JAKARTA-(IDB) : Ditinjau dari konstelasi geografisnya, wilayah perairan yurisdiksi
nasional Indonesia memiliki nilai yang sangat strategis, karena berada
di antara dua benua dan dua samudera. Dari letak itu, perairan Indonesia
masih dinilai rawan terhadap beberapa pelanggaran di laut. Menanggapi
masalah tersebut, Kepala Staf Angkatan Laut (Kasal) Laksamana TNI
Marsetio, berdasarkan catatan Dispenal menerangkan beberapa titik rawan
perairan Indonesia.
“Sejak dahulu kala, wilayah perairan Indonesia, terutama di Selat Malaka, telah menjadi jalur perdagangan dan minyak dunia. Selain itu, juga terdapat empat dari sembilan choke point dunia, yaitu Selat Malaka, Selat Sunda, Selat Wetar, dan Selat Ombai, sehingga perairan Indonesia menjadi sangat ramai dilalui oleh kapal-kapal asing dan memberi konsekuensi terhadap tingginya kerawanan, baik terhadap keamanan maupun kedaulatan negara,” ujar Kasal.
Menurutnya, sampai dengan saat ini, perairan Selat Malaka masih menjadi daerah paling rawan di Indonesia, khususnya terhadap bahaya perompakan dan pembajakan. Namun, wilayah perairan lain juga memiliki tingkat kerawanan cukup tinggi, seperti wilayah perairan Laut Natuna yang berbatasan langsung dengan Laut Tiongkok Selatan. Perairan tersebut tengah dipersengketakan Tiongkok dan empat negara anggota ASEAN.
Lebih lanjut, Kasal menjelaskan, wilayah perairan lain seperti Blok Ambalat dan Tanjung Datu juga masih memiliki potensi konflik dengan Malaysia, serta beberapa daerah di timur Indonesia kerap berpotensi konflik dengan negara tetangga.
“Di wilayah Timur Indonesia, tingkat kerawanan tertinggi berada di wilayah-wilayah perbatasan dengan negara tetangga, seperti di Selat Lombok dan Laut Arafuru.
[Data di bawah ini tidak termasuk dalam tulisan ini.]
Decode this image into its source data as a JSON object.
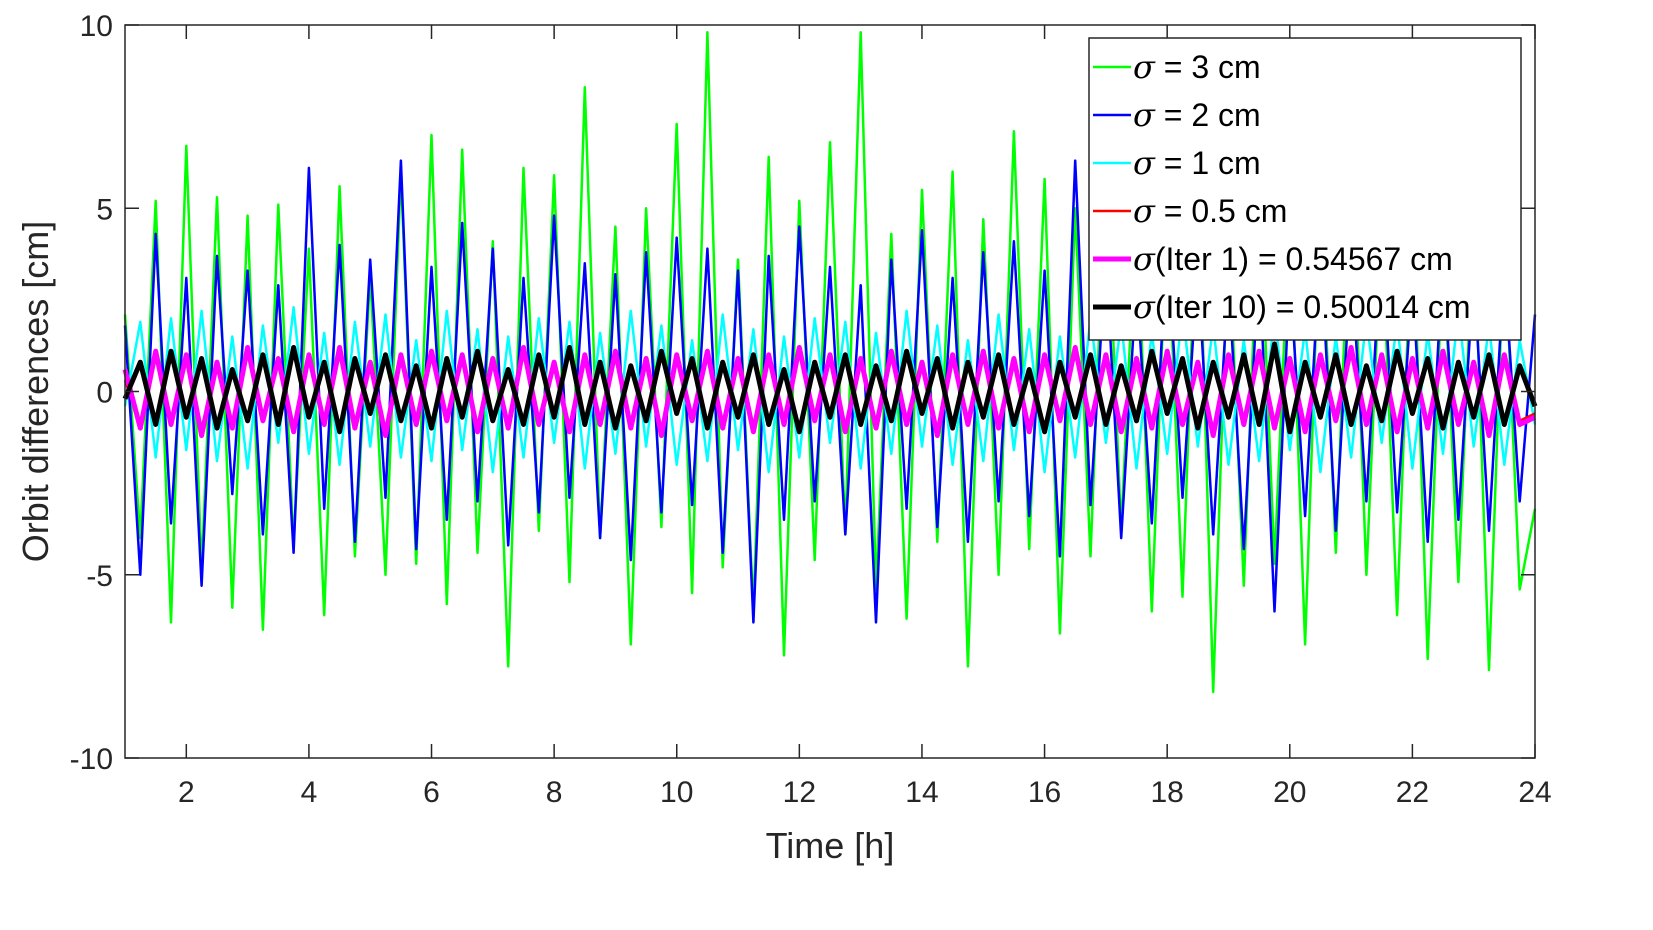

Sampai dengan saat ini wilayah tersebut masih menonjol kegiatan illegal fishing-nya dan masih menjadi hot area yang sewaktu-waktu dapat memicu konflik terbuka dengan negara tetangga, khususnya Australia,” paparnya.
Pasalnya, daerah-daerah itu berbatasan langsung dengan perairan Australia, sehingga tidak menutup kemungkinan, wilayah tersebut kerap digunakan sebagai area penyusupan negara tetangga. Kasal menegaskan, tingkat penyusupan di perairan itu terbilang sudah menurun.
“Berdasarkan jumlah laporan, penyusupan armada laut asing sudah menurun secara signifikan,” pungkas Kasal.